My Year With Proust - Day 132

   "I had arrived at a state of almost complete indifference to Gilberte, when, two years later, I went with my grandmother to Balbec.  When I succumbed to the attraction of a new face, when it was with the help of some other girl that I hoped to discover the Gothic cathedrals, the palaces and gardens of Italy, I said to myself sadly that this love of ours, in so far as it is a love for one particular creature, is not perhaps a very real thing, since, if the association of pleasant or painful trains of thought can attach it for a time to a woman to the extent of making us believe that it has been inspired by her in a necessary sequence of events to cause, yet when we detach ourselves, deliberately or unconsciously, from those associations, this love, as though it were in fact spontaneous and sprang from ourselves alone, will revive in order to bestow itself on another woman.  At the time, however, of my departure for Balbec, and during the earliest part of my stay there, my indifference was still only intermittent.  Often, our life being so careless of chronology, interpolating so many anachronisms into the sequence of our days, I found myself living in those - far older days than yesterday or last week - when I still loved Gilberte.  And then no longer seeing her became suddenly painful, as it would have been at that time.  The self that had loved her, which another self had already entirely supplanted, would reappear, stimulated far more often by a trivial than by an important event."
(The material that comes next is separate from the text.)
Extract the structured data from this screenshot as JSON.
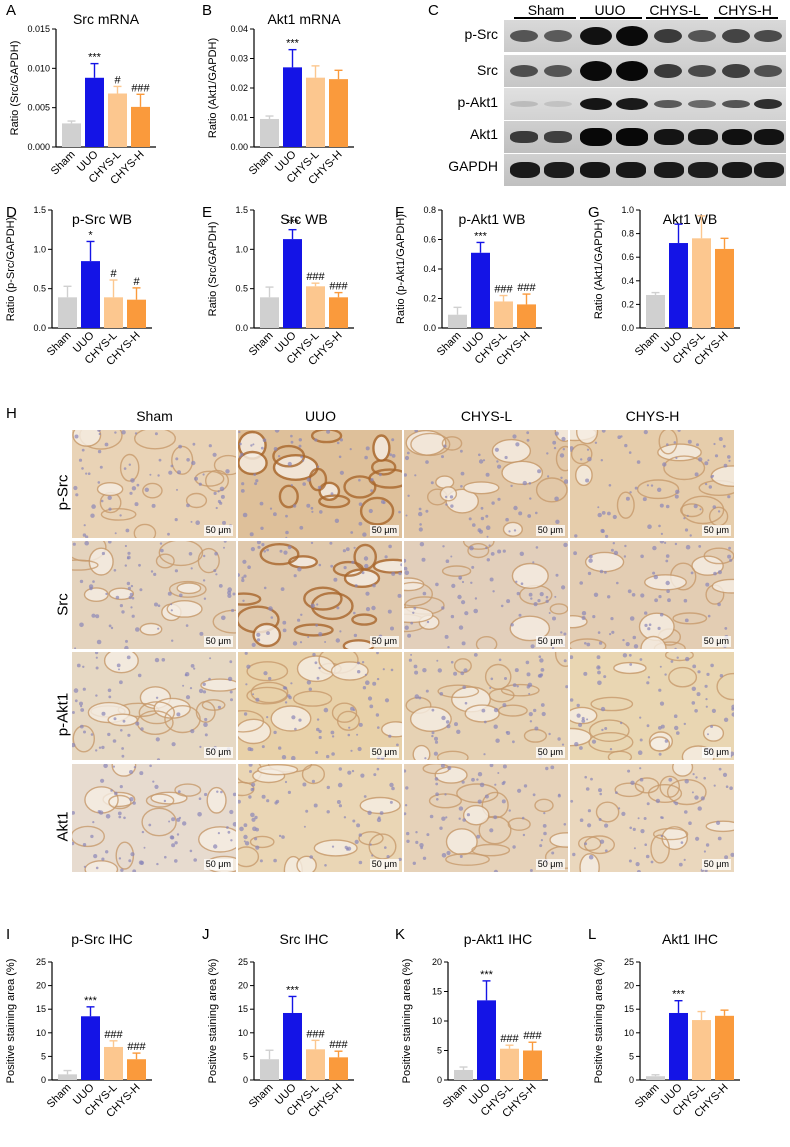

Marcel Proust, Within a Budding Grove, p. 691

We've now entered the second, and final, long section from Within a Budding Grove, "Place-Names: The Place."  Proust, typically and thankfully, devotes a lot of time to reflecting upon his visits to Balbec, a fictionalized version of the town of Cabourg, which is located on the English Channel and was Proust's favorite vacation spot.  He claims to be almost entirely over Gilberte, and to have "succumbed to the attraction of a new face," which causes him to saddened both by the passing of their love but also by the reappearance of her memory.  " . . . I said to myself sadly that this love of ours, in so far as it is a love for one particular creature, is not perhaps a very real thing . . ." I guess one way to think about it, which is within at least walking distance of the truth, is to ask how that original love could have been real when we've fallen in love with someone new; although if you go back to our earlier discussions on whether or not all loves are just reflected self-love, then it would be perfectly logical because your love for yourself is constant and you're just seeing it mirrored in new partners.  Proust writes, "Often, our life being so careless of chronology, interpolating so many anachronisms into the sequence of our days, I found myself living in those - far older days than yesterday or last week - when I still loved Gilberte."  Here I both agree and disagree with Proust.  Life is undoubtedly full of anachronisms, and in fact is so dominated by them that they almost don't count as anachronisms any more.  That said, I don't know if love is ever anachronistic, because is feeling a tinge of emotion or desire for someone you loved truly an aberration?  My argument would be that if you truly loved someone you will always love them, so that it is really inaccurate to say that you "loved" someone.  Maybe you just love them less or you're with someone that you love more or, at the very least, you have, through greater experience and context, learned to deal with the pain and can live without them.  I think I still love every woman I ever loved, including some I never actually got around to telling.  How could I not?  If someone was so central to your being that you were ready to devote the rest (or a goodly chunk) of your life to them - or at the very least sleep next to them while there are sharp knives in the house - how can you not, at least on some level, still be in love with them?